The official 2010 council race for Lexington's 10th District pits a retired Lexington firefighter drawing a pension against an incumbent who has made a campaign issue of the shortage in the public safety workers' pension fund.
However, the two relative newcomers, Doug Martin and Kevin Williams, appear to see eye-to-eye on issues such as crime rates, street funds, road signs and parks.
Now, a third candidate has emerged. Former councilwoman Sandy Shafer, who withdrew from the primary race for health reasons, said Wednesday she has registered to run as a write-in candidate.
Since the primary, Williams and Martin have mostly sparred about pension fund issues.

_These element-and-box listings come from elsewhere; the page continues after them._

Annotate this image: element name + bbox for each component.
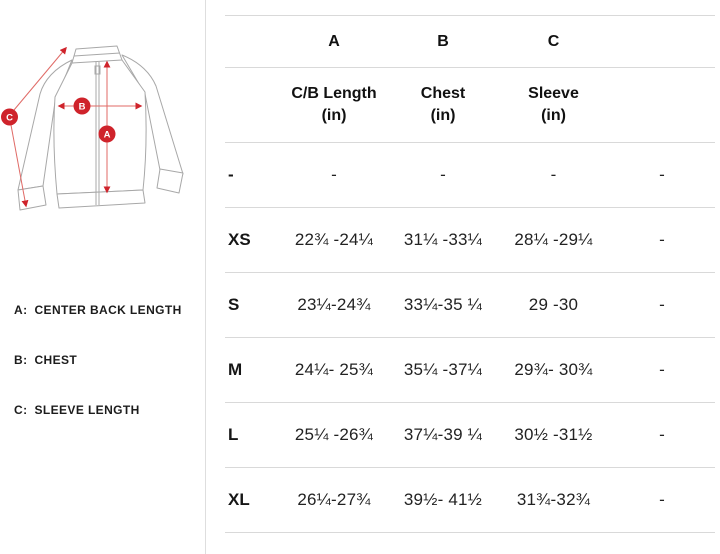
marker-c-label: C xyxy=(6,113,13,124)
col-header-sleeve: Sleeve (in) xyxy=(498,83,609,126)
sleeve-value: 29¾- 30¾ xyxy=(514,360,593,379)
table-row: XL 26¼-27¾ 39½- 41½ 31¾-32¾ - xyxy=(225,468,715,533)
extra-value: - xyxy=(659,165,665,184)
extra-value: - xyxy=(659,425,665,444)
size-label: XS xyxy=(228,230,251,249)
col-header-sleeve-label: Sleeve xyxy=(528,85,579,103)
col-header-cb-length: C/B Length (in) xyxy=(280,83,388,126)
marker-c: C xyxy=(1,108,18,126)
legend-item-a: A: CENTER BACK LENGTH xyxy=(14,303,182,317)
sleeve-value: 29 -30 xyxy=(528,295,579,314)
chest-value: 35¼ -37¼ xyxy=(403,360,483,379)
col-header-cb-length-label: C/B Length xyxy=(291,85,377,103)
table-row: S 23¼-24¾ 33¼-35 ¼ 29 -30 - xyxy=(225,273,715,338)
size-label: M xyxy=(228,360,243,379)
extra-value: - xyxy=(659,360,665,379)
table-row: - - - - - xyxy=(225,143,715,208)
sleeve-value: 30½ -31½ xyxy=(514,425,593,444)
measurement-annotations: A B C xyxy=(1,46,143,208)
legend-key-b: B: xyxy=(14,353,28,367)
cb-length-value: - xyxy=(331,165,337,184)
cb-length-value: 26¼-27¾ xyxy=(297,490,371,509)
col-header-sleeve-unit: (in) xyxy=(541,107,566,124)
table-row: M 24¼- 25¾ 35¼ -37¼ 29¾- 30¾ - xyxy=(225,338,715,403)
cb-length-value: 25¼ -26¾ xyxy=(294,425,374,444)
table-row: L 25¼ -26¾ 37¼-39 ¼ 30½ -31½ - xyxy=(225,403,715,468)
legend-key-a: A: xyxy=(14,303,28,317)
col-header-chest-unit: (in) xyxy=(430,107,456,124)
col-header-chest-label: Chest xyxy=(420,85,466,103)
col-letter-b: B xyxy=(437,32,449,50)
sleeve-value: 31¾-32¾ xyxy=(516,490,591,509)
cb-length-value: 24¼- 25¾ xyxy=(294,360,374,379)
jacket-outline xyxy=(17,45,184,211)
extra-value: - xyxy=(659,295,665,314)
diagram-panel: A B C A: CENTER BACK LENGTH B: CHEST C xyxy=(0,0,205,554)
chest-value: 37¼-39 ¼ xyxy=(403,425,483,444)
table-title-header-row: C/B Length (in) Chest (in) Sleeve (in) xyxy=(225,68,715,143)
legend-item-c: C: SLEEVE LENGTH xyxy=(14,403,140,417)
legend-item-b: B: CHEST xyxy=(14,353,77,367)
col-letter-a: A xyxy=(328,32,340,50)
marker-b: B xyxy=(73,97,91,115)
cb-length-value: 22¾ -24¼ xyxy=(294,230,374,249)
table-letter-header-row: A B C xyxy=(225,16,715,68)
col-header-chest: Chest (in) xyxy=(388,83,498,126)
legend-key-c: C: xyxy=(14,403,28,417)
size-label: L xyxy=(228,425,239,444)
jacket-measurement-diagram: A B C xyxy=(1,45,184,211)
cb-length-value: 23¼-24¾ xyxy=(297,295,371,314)
legend-label-c: SLEEVE LENGTH xyxy=(34,403,140,417)
marker-a-label: A xyxy=(104,130,111,141)
marker-b-label: B xyxy=(79,102,86,113)
chest-value: 33¼-35 ¼ xyxy=(403,295,483,314)
sleeve-value: 28¼ -29¼ xyxy=(514,230,593,249)
table-row: XS 22¾ -24¼ 31¼ -33¼ 28¼ -29¼ - xyxy=(225,208,715,273)
chest-value: - xyxy=(440,165,446,184)
legend-label-a: CENTER BACK LENGTH xyxy=(34,303,182,317)
extra-value: - xyxy=(659,490,665,509)
col-letter-c: C xyxy=(547,32,560,50)
legend-label-b: CHEST xyxy=(34,353,78,367)
size-table: A B C C/B Length (in) Chest (in) Sleeve … xyxy=(225,15,715,533)
marker-a: A xyxy=(98,125,116,143)
extra-value: - xyxy=(659,230,665,249)
sleeve-value: - xyxy=(550,165,557,184)
size-label: XL xyxy=(228,490,250,509)
col-header-cb-length-unit: (in) xyxy=(321,107,347,124)
chest-value: 39½- 41½ xyxy=(403,490,483,509)
size-label: - xyxy=(228,165,234,184)
chest-value: 31¼ -33¼ xyxy=(403,230,483,249)
size-label: S xyxy=(228,295,240,314)
panel-divider xyxy=(205,0,206,554)
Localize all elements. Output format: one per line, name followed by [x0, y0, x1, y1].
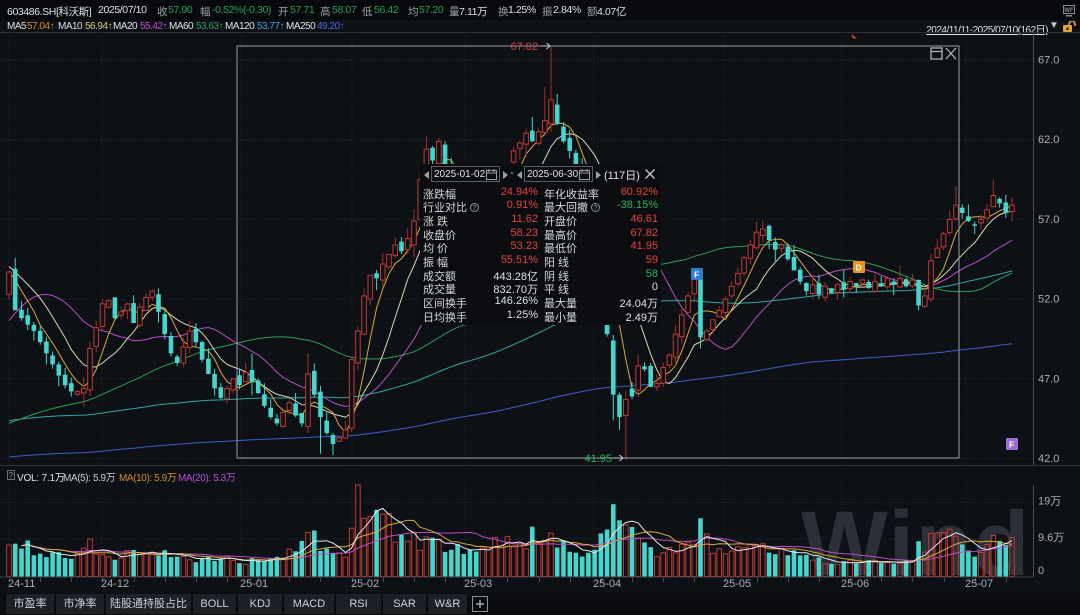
- svg-text:57.0: 57.0: [1038, 214, 1059, 226]
- svg-text:62.0: 62.0: [1038, 134, 1059, 146]
- svg-text:42.0: 42.0: [1038, 453, 1059, 465]
- svg-text:WF: WF: [1064, 8, 1074, 14]
- svg-text:52.0: 52.0: [1038, 294, 1059, 306]
- svg-text:F: F: [1009, 440, 1014, 450]
- svg-text:D: D: [856, 263, 862, 273]
- svg-text:0: 0: [1038, 565, 1044, 577]
- svg-text:9.6万: 9.6万: [1038, 532, 1064, 544]
- svg-text:41.95: 41.95: [584, 453, 612, 465]
- svg-text:47.0: 47.0: [1038, 373, 1059, 385]
- svg-text:67.0: 67.0: [1038, 55, 1059, 67]
- svg-text:19万: 19万: [1038, 496, 1061, 508]
- svg-text:F: F: [694, 270, 699, 280]
- svg-text:67.02: 67.02: [510, 41, 538, 53]
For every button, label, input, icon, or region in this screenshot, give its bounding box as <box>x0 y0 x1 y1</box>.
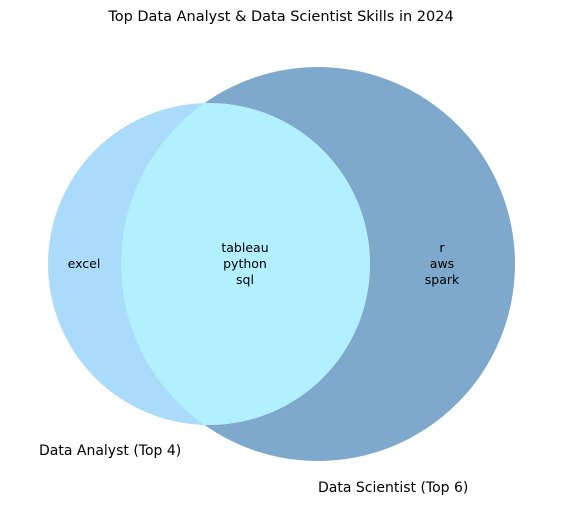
intersection-region <box>121 103 370 425</box>
analyst-only-items: excel <box>68 256 101 271</box>
diagram-title: Top Data Analyst & Data Scientist Skills… <box>107 9 453 25</box>
data-analyst-label: Data Analyst (Top 4) <box>39 443 181 459</box>
region-item: spark <box>425 272 460 287</box>
region-item: r <box>439 240 445 255</box>
region-item: tableau <box>221 240 268 255</box>
region-item: python <box>223 256 267 271</box>
region-item: sql <box>236 272 254 287</box>
data-scientist-label: Data Scientist (Top 6) <box>318 480 468 496</box>
region-item: excel <box>68 256 101 271</box>
region-item: aws <box>430 256 454 271</box>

Martin, the incumbent, was appointed 10th District councilman in 2008 by Mayor Jim Newberry after Don Blevins Jr. resigned during his second term to become the Fayette County Clerk.
His opponent, Williams, is a retired firefighter who was stationed in the 10th District at fire station No. 11 on Harrodsburg Road for several years.
In the primary, Martin had 2,095 votes, Shafer, 1,903 and Williams 775.
Williams moved to Lexington about four years ago from Irvine, where he was a member of the city council for four years. He is supported by the Fraternal Order of Police and the Fraternal Order of Firefighters, the city's public safety unions. As of Oct. 20, he said he had raised $15,714.
Lexington native Martin is supported by Lexingtonians including former vice mayor Isabel Yates, former school superintendent Ron Walton and Alan Stein, founder and president of the Lexington Legends.
Martin had raised $9,470 for the general election as of Oct. 1 which included $3,410 left over from the primary election, he said. He didn't have his most recent numbers on hand Wednesday night, but he estimated he had raised around $5,000 more since then.
Both candidates say they support increasing funds to fix crumbling roads. They would like to widen Harrodsburg Road, which borders the district and often has traffic jams during rush hours.
Both would like to get money for storm sewers for the district to eliminate standing sewage in the streets and in houses during heavy rains.
And both candidates said they recognize that vandalism and thefts from vehicles and open garages have increased in recent years. They agree the problem could be better managed through education and prevention.
A big difference between the candidates is their opinions of the city's pension fund, which Martin calls "the single largest problem facing Lexington."
"We cannot afford to have a system that is leaking this much money," he said.
Both candidates agree the problem began years ago, when the city failed to match contributions to the pension fund made by police officers and firefighters.
"It's like a credit card," Williams said. "It's been a due bill for several administrations."
The debt has now topped $300 million, Martin said, an amount that could bankrupt the pension system and cripple the city's growth.
In 2009, the city borrowed more than $70 million to shore up the fund, Martin said, which did not cover the more than an $80 million increase in unfunded liability.
"There's never going to be enough money to catch this," he said.
While Williams acknowledged that changes to the fund need to be made, he said Martin's numbers were inaccurate and that he was exaggerating the problem.
"There's plenty of money over here to run the city. It's just being financially responsible and being transparent about it and holding people accountable ... on their spending," he said.
'A good system'
Williams said public safety employees were willing to work with the administration to make changes, but so far there had been no solutions acceptable to the city's thousands of emergency workers and retirees.
"It's a good system that needs some tweaking," he said.
Part of the problem, Martin said, is there is a low threshold for firefighters and police officers to retire with disability pay. But Williams, who said he was forced to retire after shoulder and knee surgeries, said emergency workers have to be at 100 percent of their ability to do their jobs.
Both candidates cited each others' connections as the reason for their views on the pension fund.
The firefighters and police "are supporting my opponent in this election because I think they want their representative on the council," Martin said.
Williams credited Martin's support of Newberry as the reason for his stance.
"He was appointed," Williams said. "He has to say those things."